We’ve made it no secret on this blog that we are Christians who believe in God. We’ve also mentioned on occasion that our faith affects our view of money. But we’ve never actually shared how. So in this post today, I thought I’d share how my faith provides a framework through which I process my financial decisions. Perhaps you can resonate with some of these points, maybe you’ve got additional input that can help sharpen my thinking. I’d love to get your thoughts. I know whole books have been written on this subject, so I’ve distilled my thoughts into 10 brief points.

My Framework on Faith and Finance

  1. I believe God is the Creator of all things; therefore He is the Owner of all things.
  2. Consequently, everything that I “own” is actually given in trust from God, and I will ultimately be held accountable to Him for how I manage His assets. God owns the business, and He’s entrusted me as the manager.
  3. As a manager of God’s assets, my purpose ought to be aligned with His interests. My personal finances are not mine to spend only in gratifying myself. That would be embezzling God.
  4. The assets entrusted to my management during my tenure in this life are primarily for the accomplishment of God’s work on earth. That means the “overhead expenses” of operating my personal life should be kept at a reasonable level so as much of the means can be placed into God’s enterprises as possible.* (This is why we save the crumbs!)
  5. Tithes and offerings are like dividends that I’m obligated to return to the Owner. The 10% is my minimum obligation, because God owns 100% anyway. This is why we believe so much in giving generously. Not to mention, the giving also serves to remind me that I’m only a manager; stemming the tide of greed.
  6. Since it is God’s capital, my responsibility is to provide a healthy return on it for Him. The parable of the talents in Matthew 25:14-30 illustrates what would happen if in the name of “capital preservation” I don’t provide Him any returns. (Hint: It doesn’t end well.)
  7. My obligation to God doesn’t increase or decrease with the amount of assets He’s given me to manage. 100% is still His, and I am still liable to provide Him a return no matter how small the sum. However, a greater amount of assets under management does involve a greater responsibility. As it’s written, to whom much is given, much is required. (Maybe that’s why God hasn’t seen it fit to give me $1 million!)
  8. Worse than not providing a return on God’s money is to operate my life irresponsibly resulting in a LOSS on the Owner’s capital. For example, overleveraging my life with debt, not saving for the future, living a high-risk lifestyle, not taking care of my health, etc. is not good!
  9. When my term of management is over (i.e. at the end of my life), I ought to return the assets back to the Owner and let Him decide what to do with it by giving it back to His work.  It’s not about having the largest estate when I die!
  10. I believe in heaven and that God intends to bring me there when it’s all said and done. I also believe that my life down here is actually training for greater trusts He has in store for me up there. I can’t imagine any of the angels being lazy, unprofitable workers, so I want to develop my “A-game” now so I can fit in up there—whatever God ends up having me do!

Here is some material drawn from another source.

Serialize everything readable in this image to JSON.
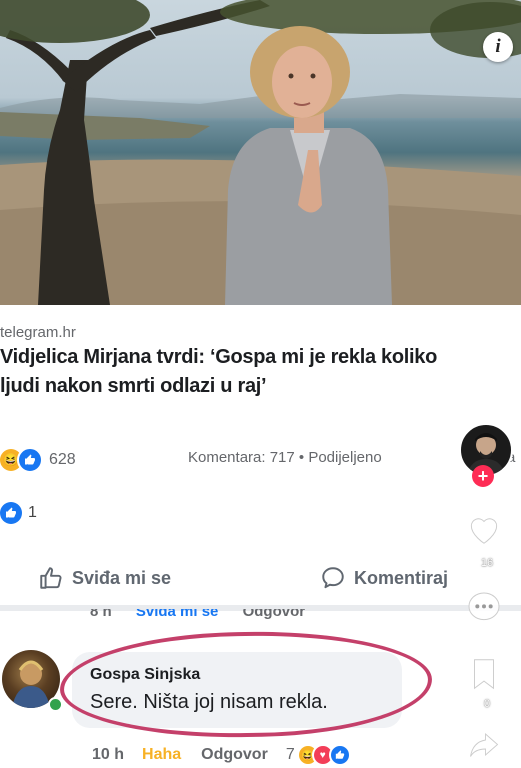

This is the framework in which I operate when I consider the whole picture of my life and finances. I function as a manager of God’s capital so all of my life decisions, be they as seemingly insignificant as saving a few percentage points on gift cards or as massive as a career choice, are made within this context. It gives me reasons for why to save, it spurs me on to greater generosity, and most importantly it gives a clear sense of mission. Nevertheless, this framework still allows flexibility of application for different situations that may arise.  I think everyone, regardless of their faith, would agree that true fulfillment in life always includes a positive worldview that involves self-control, self-discipline, and a genuine desire to accomplish good for others. I believe how we view and manage our personal finances is an excellent barometer of whether we are truly living that fulfilled life.

*It’s possible to follow this line of reasoning to an extreme where we relegate ourselves to living in a cardboard box because we need to give away all our money.  The Biblical fact of the matter is that we should provide for the necessities of our household, and if we don’t, we are worse than an unbeliever (1 Timothy 5:8).  The point is to lead a reasonable, moderate (frugal!) lifestyle that doesn’t deprive us or our dependents but yet still prioritizes the Owner.